An efficient analysis of shielded single and multiple coupled microstrip lines with the nonuniform fast Fourier transform (NUFFT) technique

A nonuniform fast Fourier transform (NUFFT) technique is incorporated into the spectral-domain approach for the analysis of shielded single and multiple coupled microstrip lines. Each of the spectral-domain Green´s functions is decomposed into an asymptotic part and a remaining part. At the interface of layered dielectrics with conducting strips, the product of a basis function and an associated Green´s function constitutes an expansion E-field. The inverse Fourier transform (IFT) of the expansion E-field is its spatial distribution all over the interface. We take this advantage to match the final boundary conditions on all the conducting strips simultaneously.
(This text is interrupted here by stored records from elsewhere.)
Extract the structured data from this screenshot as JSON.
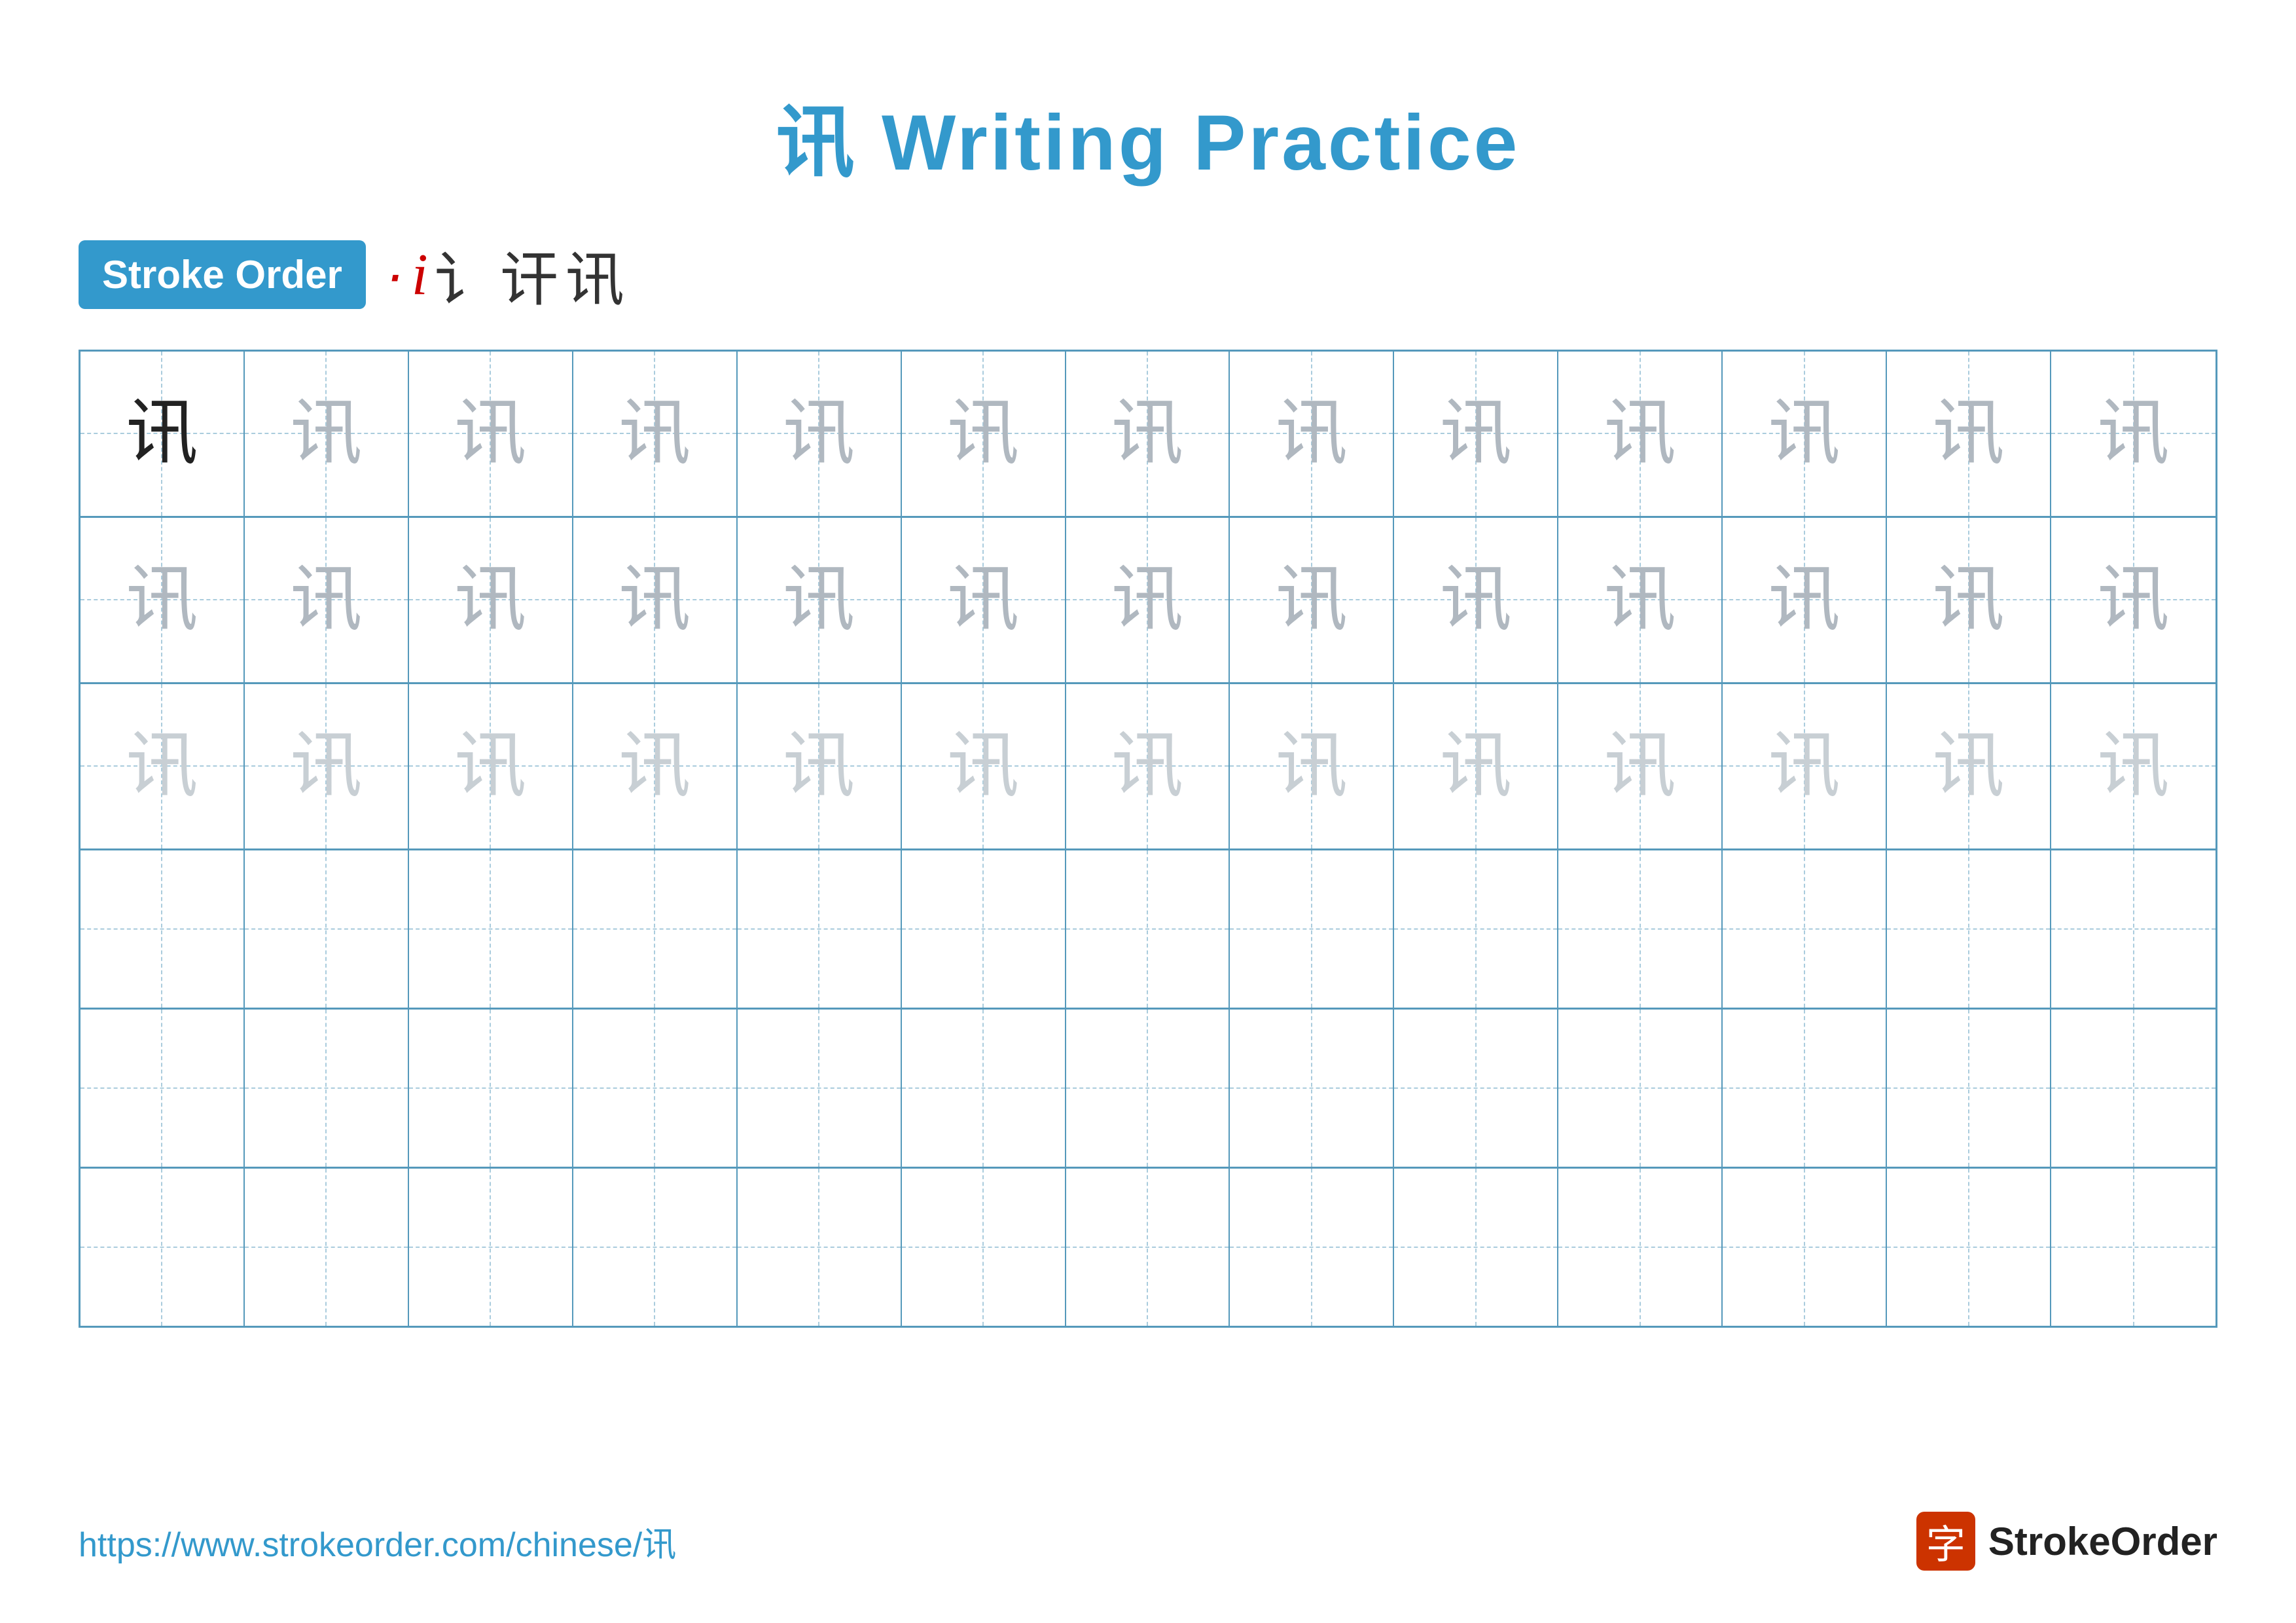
{
  "page": {
    "title": "讯 Writing Practice",
    "character": "讯",
    "url": "https://www.strokeorder.com/chinese/讯",
    "stroke_order_label": "Stroke Order",
    "stroke_sequence": [
      "·",
      "i",
      "讠",
      "讦",
      "讯"
    ],
    "logo_text": "StrokeOrder",
    "logo_icon": "字",
    "grid": {
      "cols": 13,
      "rows": 6,
      "row_types": [
        "dark_then_light",
        "light",
        "lighter",
        "empty",
        "empty",
        "empty"
      ]
    }
  }
}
As a result, if all the strips are at one interface, the number of operations required in this method is proportional to N_ℓ, but not to N_ℓ², where N_ℓ is the number of the strips. The IFT of the asymptotic part of each expansion E-field can be obtained analytically, and that of the remaining part can be quickly processed by the NUFFT. The Gauss-Chebyshev quadrature is used to accelerate the computations of the integrals resulted from the Galerkin´s procedure. The proposed method is also applied to investigate the dispersion characteristics of coupled lines with finite metallization thickness and of coupled lines at different levels. A convergence analysis of the results is presented and a comparison of used CPU time is discussed.